Nonostante alcune ventole installate all’interno dell’armatura creata dal mago degli effetti speciali Rob Bottin (ideatore del make-up de La Cosa di Carpenter), l’attore protagonista lamentava il caldo asfissiante e la poca praticità dei movimenti, tant’è che Verhoeven ad un certo punto pensò di licenziarlo considerando l’ingaggio di Lance Henriksen che dovette rifiutare in quanto coinvolto in altri progetti.

Le lamentele di Weller non furono le uniche gatte da pelare per il regista olandese, Verhoeven dovette fare i conti anche con l’MPAA (Motion Pictures Association of America) che impose al film un Rating-X (classificazione dedicata alla pornografia) bollandolo come un film troppo violento e sadico.

I numerosi tagli in sede di montaggio riuscirono ad abbassare il rating a “R”, ovvero ai minori di 17 anni.



Ad ogni modo la violenza nella pellicola non è stata per niente edulcorata, né nascosta più di tanto. Il sangue e il gore scorrono a fiumi: a partire dal delirante omicidio di un funzionario della OCP ad opera dell’avversario di RoboCop, il tank ED-209, passando per la tremenda esecuzione di Murphy passando per lo shootout nella fabbrica di droga, Verhoeven mette in scena uno dei blockbuster più violenti del cinema americano non rinunciando però alla satira. I telegiornali e gli spot televisivi all’interno del film fanno da contraltare alla ferocia visiva, riuscendo tal volta ad essere ben più crudeli degli omicidi stessi. RoboCop, quindi, riesce ad essere anche un film politico mostrandoci il vero lato oscuro del capitalismo più becero e sfrenato, dove le grosse multinazionali non si fanno scrupoli a far quattrini sulla pelle dei poveri cristi e dove il perdono non è assolutamente di casa.

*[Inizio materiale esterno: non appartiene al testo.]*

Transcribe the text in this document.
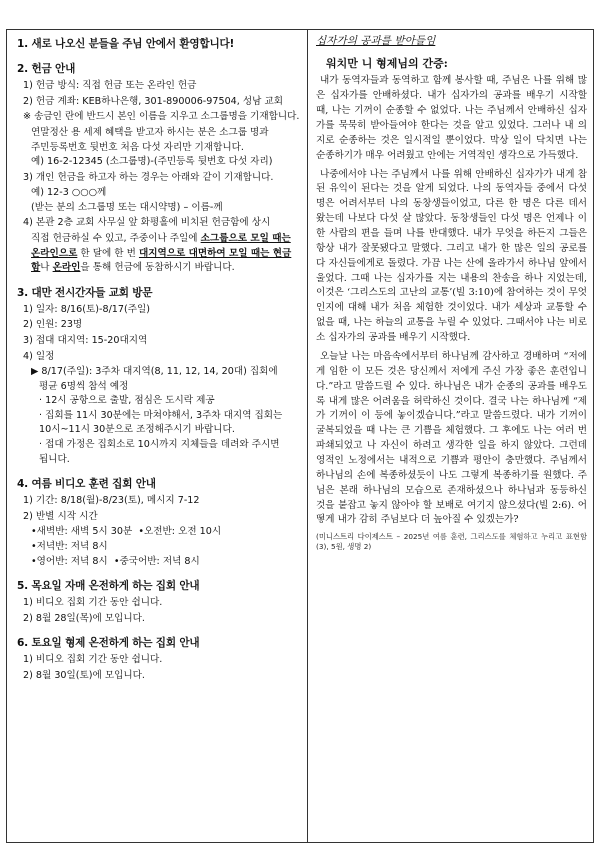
1. 새로 나오신 분들을 주님 안에서 환영합니다!
2. 헌금 안내
1) 헌금 방식: 직접 헌금 또는 온라인 헌금
2) 헌금 계좌: KEB하나은행, 301-890006-97504, 성남 교회
※ 송금인 란에 반드시 본인 이름을 지우고 소그룹명을 기재합니다.
연말정산 용 세제 혜택을 받고자 하시는 분은 소그룹 명과
주민등록번호 뒷번호 처음 다섯 자리만 기재합니다.
예) 16-2-12345 (소그룹명)-(주민등록 뒷번호 다섯 자리)
3) 개인 헌금을 하고자 하는 경우는 아래와 같이 기재합니다.
예) 12-3 ○○○께
(받는 분의 소그룹명 또는 대시약명) – 이름-께
4) 본관 2층 교회 사무실 앞 화평홀에 비치된 헌금함에 상시
직접 헌금하실 수 있고, 주중이나 주일에 소그룹으로 모일 때는
온라인으로 한 달에 한 번 대지역으로 대면하여 모일 때는 현금
함나 온라인을 통해 헌금에 동참하시기 바랍니다.
3. 대만 전시간자들 교회 방문
1) 일자: 8/16(토)-8/17(주일)
2) 인원: 23명
3) 접대 대지역: 15-20대지역
4) 일정
▶ 8/17(주일): 3주차 대지역(8, 11, 12, 14, 20대) 집회에
평균 6명씩 참석 예정
· 12시 공항으로 출발, 점심은 도시락 제공
· 집회를 11시 30분에는 마쳐야해서, 3주차 대지역 집회는
10시~11시 30분으로 조정해주시기 바랍니다.
· 접대 가정은 집회소로 10시까지 지체들을 데려와 주시면
됩니다.
4. 여름 비디오 훈련 집회 안내
1) 기간: 8/18(월)-8/23(토), 메시지 7-12
2) 반별 시작 시간
•새벽반: 새벽 5시 30분 •오전반: 오전 10시
•저녁반: 저녁 8시
•영어반: 저녁 8시 •중국어반: 저녁 8시
5. 목요일 자매 온전하게 하는 집회 안내
1) 비디오 집회 기간 동안 쉽니다.
2) 8월 28일(목)에 모입니다.
6. 토요일 형제 온전하게 하는 집회 안내
1) 비디오 집회 기간 동안 쉽니다.
2) 8월 30일(토)에 모입니다.
십자가의 공과를 받아들임
워치만 니 형제님의 간증:
내가 동역자들과 동역하고 함께 봉사할 때, 주님은 나를 위해 많은 십자가를 안배하셨다. 내가 십자가의 공과를 배우기 시작할 때, 나는 기꺼이 순종할 수 없었다. 나는 주님께서 안배하신 십자가를 묵묵히 받아들여야 한다는 것을 알고 있었다. 그러나 내 의지로 순종하는 것은 일시적일 뿐이었다. 막상 일이 닥치면 나는 순종하기가 매우 어려웠고 안에는 거역적인 생각으로 가득했다.
나중에서야 나는 주님께서 나를 위해 안배하신 십자가가 내게 참된 유익이 된다는 것을 알게 되었다. 나의 동역자들 중에서 다섯 명은 어려서부터 나의 동창생들이었고, 다른 한 명은 다른 데서 왔는데 나보다 다섯 살 많았다. 동창생들인 다섯 명은 언제나 이 한 사람의 편을 들며 나를 반대했다. 내가 무엇을 하든지 그들은 항상 내가 잘못됐다고 말했다. 그리고 내가 한 많은 일의 공로를 다 자신들에게로 돌렸다. 가끔 나는 산에 올라가서 하나님 앞에서 울었다. 그때 나는 십자가를 지는 내용의 찬송을 하나 지었는데, 이것은 ‘그리스도의 고난의 교통’(빌 3:10)에 참여하는 것이 무엇인지에 대해 내가 처음 체험한 것이었다. 내가 세상과 교통할 수 없을 때, 나는 하늘의 교통을 누릴 수 있었다. 그때서야 나는 비로소 십자가의 공과를 배우기 시작했다.
오늘날 나는 마음속에서부터 하나님께 감사하고 경배하며 “저에게 임한 이 모든 것은 당신께서 저에게 주신 가장 좋은 훈련입니다.”라고 말씀드릴 수 있다. 하나님은 내가 순종의 공과를 배우도록 내게 많은 어려움을 허락하신 것이다. 결국 나는 하나님께 “제가 기꺼이 이 등에 놓이겠습니다.”라고 말씀드렸다. 내가 기꺼이 굴복되었을 때 나는 큰 기쁨을 체험했다. 그 후에도 나는 여러 번 파쇄되었고 나 자신이 하려고 생각한 일을 하지 않았다. 그런데 영적인 노정에서는 내적으로 기쁨과 평안이 충만했다. 주님께서 하나님의 손에 복종하셨듯이 나도 그렇게 복종하기를 원했다. 주님은 본래 하나님의 모습으로 존재하셨으나 하나님과 동등하신 것을 붙잡고 놓지 않아야 할 보배로 여기지 않으셨다(빌 2:6). 어떻게 내가 감히 주님보다 더 높아질 수 있겠는가?
(미니스트리 다이제스트 – 2025년 여름 훈련, 그리스도를 체험하고 누리고 표현함(3), 5원, 생명 2)
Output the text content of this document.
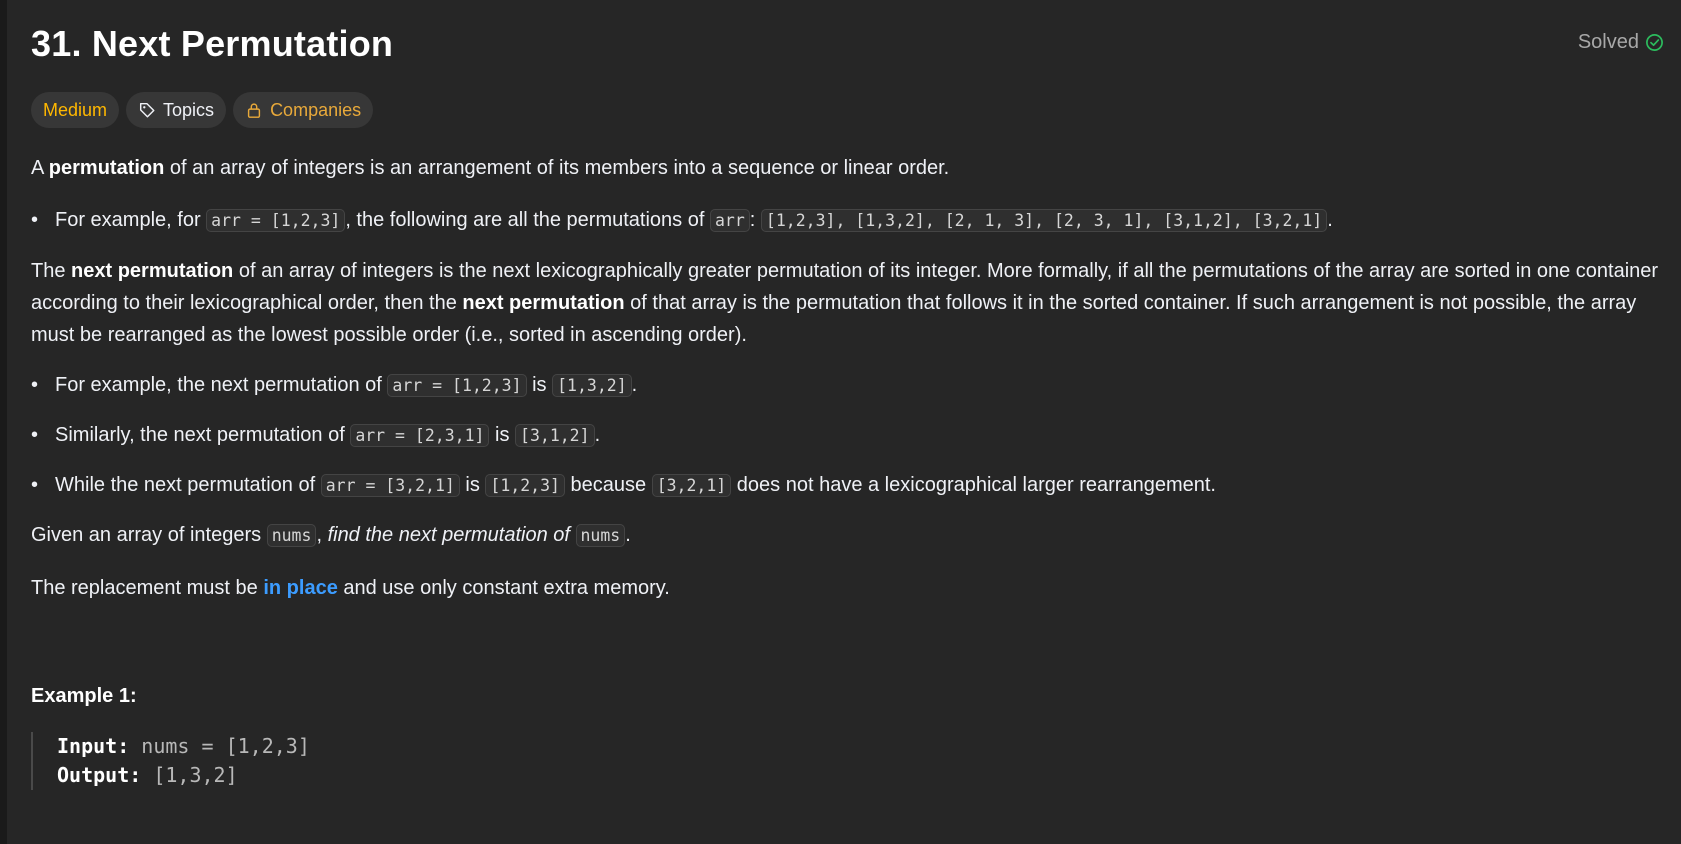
31. Next Permutation	Solved
Medium	Topics	Companies

A permutation of an array of integers is an arrangement of its members into a sequence or linear order.

• For example, for arr = [1,2,3] , the following are all the permutations of arr : [1,2,3], [1,3,2], [2, 1, 3], [2, 3, 1], [3,1,2], [3,2,1] .

The next permutation of an array of integers is the next lexicographically greater permutation of its integer. More formally, if all the permutations of the array are sorted in one container according to their lexicographical order, then the next permutation of that array is the permutation that follows it in the sorted container. If such arrangement is not possible, the array must be rearranged as the lowest possible order (i.e., sorted in ascending order).

• For example, the next permutation of arr = [1,2,3] is [1,3,2] .
• Similarly, the next permutation of arr = [2,3,1] is [3,1,2] .
• While the next permutation of arr = [3,2,1] is [1,2,3] because [3,2,1] does not have a lexicographical larger rearrangement.

Given an array of integers nums , find the next permutation of nums .

The replacement must be in place and use only constant extra memory.

Example 1:

Input: nums = [1,2,3]
Output: [1,3,2]
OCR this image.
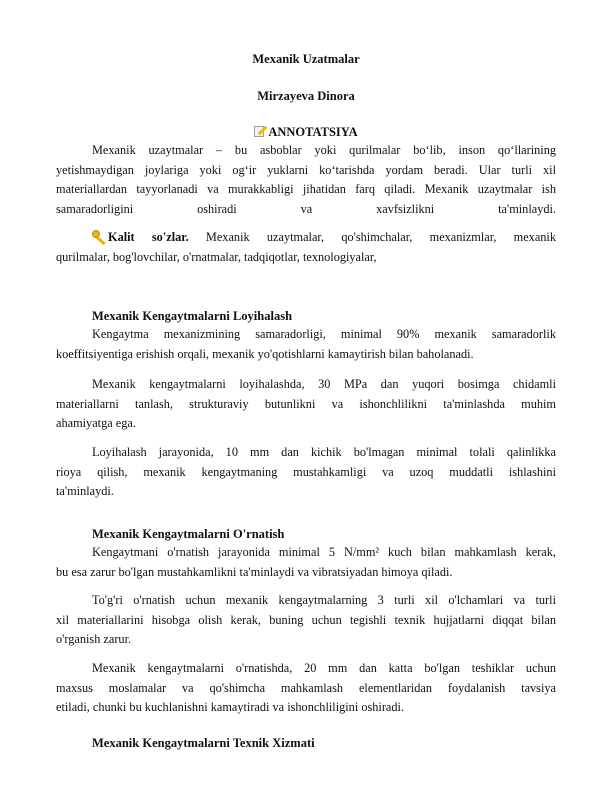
Mexanik Uzatmalar
Mirzayeva Dinora
ANNOTATSIYA
Mexanik uzaytmalar – bu asboblar yoki qurilmalar bo‘lib, inson qo‘llarining
yetishmaydigan joylariga yoki og‘ir yuklarni ko‘tarishda yordam beradi. Ular turli xil
materiallardan tayyorlanadi va murakkabligi jihatidan farq qiladi. Mexanik uzaytmalar ish
samaradorligini oshiradi va xavfsizlikni ta'minlaydi.
Kalit so'zlar. Mexanik uzaytmalar, qo'shimchalar, mexanizmlar, mexanik
qurilmalar, bog'lovchilar, o'rnatmalar, tadqiqotlar, texnologiyalar,
Mexanik Kengaytmalarni Loyihalash
Kengaytma mexanizmining samaradorligi, minimal 90% mexanik samaradorlik
koeffitsiyentiga erishish orqali, mexanik yo'qotishlarni kamaytirish bilan baholanadi.
Mexanik kengaytmalarni loyihalashda, 30 MPa dan yuqori bosimga chidamli
materiallarni tanlash, strukturaviy butunlikni va ishonchlilikni ta'minlashda muhim
ahamiyatga ega.
Loyihalash jarayonida, 10 mm dan kichik bo'lmagan minimal tolali qalinlikka
rioya qilish, mexanik kengaytmaning mustahkamligi va uzoq muddatli ishlashini
ta'minlaydi.
Mexanik Kengaytmalarni O'rnatish
Kengaytmani o'rnatish jarayonida minimal 5 N/mm² kuch bilan mahkamlash kerak,
bu esa zarur bo'lgan mustahkamlikni ta'minlaydi va vibratsiyadan himoya qiladi.
To'g'ri o'rnatish uchun mexanik kengaytmalarning 3 turli xil o'lchamlari va turli
xil materiallarini hisobga olish kerak, buning uchun tegishli texnik hujjatlarni diqqat bilan
o'rganish zarur.
Mexanik kengaytmalarni o'rnatishda, 20 mm dan katta bo'lgan teshiklar uchun
maxsus moslamalar va qo'shimcha mahkamlash elementlaridan foydalanish tavsiya
etiladi, chunki bu kuchlanishni kamaytiradi va ishonchliligini oshiradi.
Mexanik Kengaytmalarni Texnik Xizmati
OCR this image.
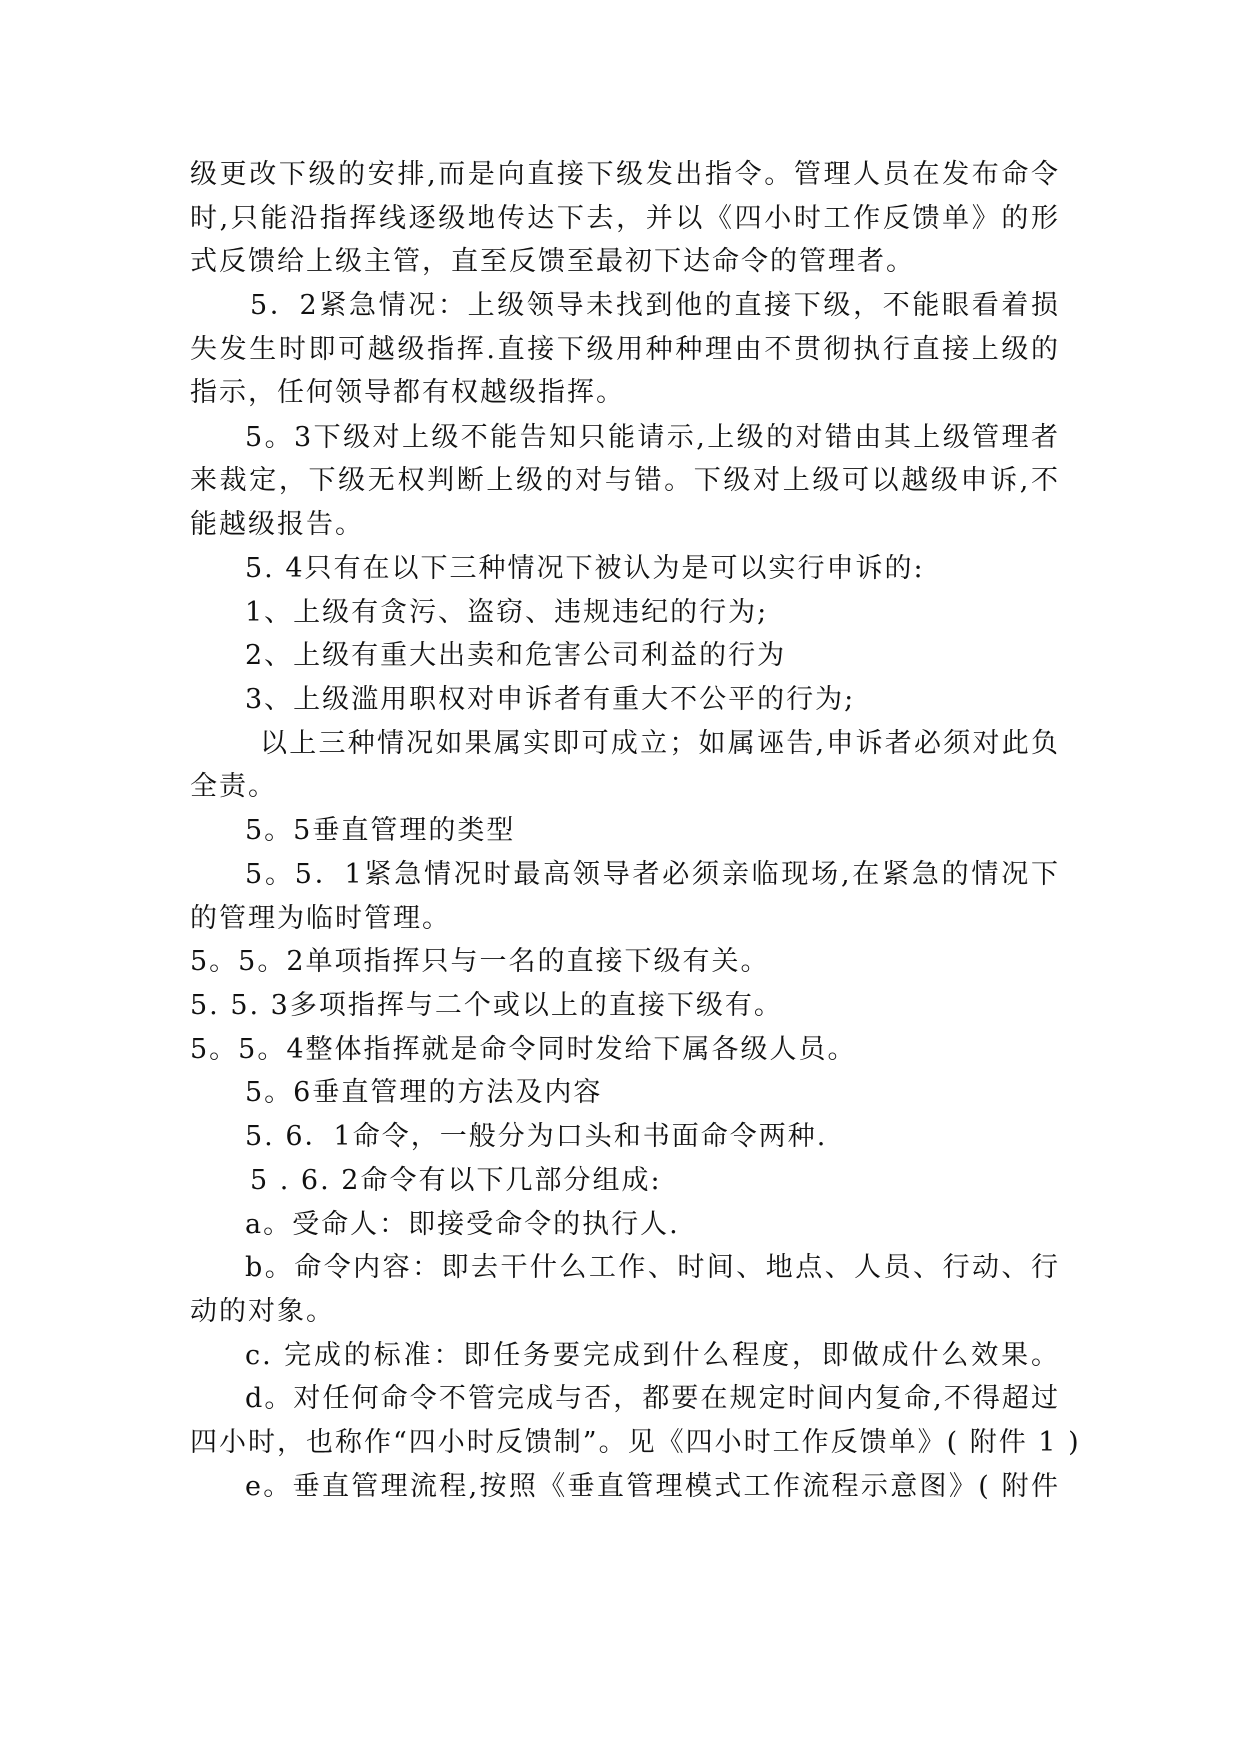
级更改下级的安排,而是向直接下级发出指令。管理人员在发布命令
时,只能沿指挥线逐级地传达下去，并以《四小时工作反馈单》的形
式反馈给上级主管，直至反馈至最初下达命令的管理者。
5．2紧急情况：上级领导未找到他的直接下级，不能眼看着损
失发生时即可越级指挥.直接下级用种种理由不贯彻执行直接上级的
指示，任何领导都有权越级指挥。
5。3下级对上级不能告知只能请示,上级的对错由其上级管理者
来裁定，下级无权判断上级的对与错。下级对上级可以越级申诉,不
能越级报告。
5. 4只有在以下三种情况下被认为是可以实行申诉的:
1、上级有贪污、盗窃、违规违纪的行为;
2、上级有重大出卖和危害公司利益的行为
3、上级滥用职权对申诉者有重大不公平的行为;
以上三种情况如果属实即可成立；如属诬告,申诉者必须对此负
全责。
5。5垂直管理的类型
5。5．1紧急情况时最高领导者必须亲临现场,在紧急的情况下
的管理为临时管理。
5。5。2单项指挥只与一名的直接下级有关。
5. 5. 3多项指挥与二个或以上的直接下级有。
5。5。4整体指挥就是命令同时发给下属各级人员。
5。6垂直管理的方法及内容
5. 6．1命令，一般分为口头和书面命令两种.
5 . 6. 2命令有以下几部分组成:
a。受命人：即接受命令的执行人.
b。命令内容：即去干什么工作、时间、地点、人员、行动、行
动的对象。
c. 完成的标准：即任务要完成到什么程度，即做成什么效果。
d。对任何命令不管完成与否，都要在规定时间内复命,不得超过
四小时，也称作“四小时反馈制”。见《四小时工作反馈单》( 附件 1 )
e。垂直管理流程,按照《垂直管理模式工作流程示意图》( 附件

Inoltre lo stesso personaggio di Murphy ci viene descritto quasi come se fosse una sorta di Messia: ucciso dai peccati degli uomini il nostro torna in vita per purificare, a suon di pistolettate, il male di questo mondo rappresentato dai suoi stessi aguzzini capitanati dal sadico Clarence Boddicker (Kurtwood Smith) e dal bieco dirigente dell’OCP Dick Jones (Ronny Cox).

Un tema religioso che verrà ripreso, anche se in piccola parte, nel debole sequel RoboCop 2 (1990) diretto da Irvin Kershner.


Duro, cruento, crudele, senza pietà: RoboCop non fa sconti a nessuno e non è adatto agli stomaci deboli, tuttavia, nella sua spirale di violenza e di vendetta, rimane un vero e proprio capolavoro di fantascienza distopica, unico nel suo genere nell’essere così spudoratamente action e così dannatamente critico verso un certo tipo di sistema capitalistico. Il cyberpunk puro di RoboCop di Paul Verhoeven eleva la pellicola a cult assoluto degli anni 80, consacrando il robot-poliziotto a icona della cultura pop di sempre: due sequel, una serie tv, cartoni animati, fumetti (di cui uno clamorosamente bello ad opera di Frank Miller e un crossover con Terminator), svariati videogiochi e un reboot nel 2014. Il film fu un clamoroso successo di critica e pubblico, costato 13 milioni di dollari ne incassò 53 solamente negli Stati Uniti, rendendolo uno dei maggiori incassi del 1987.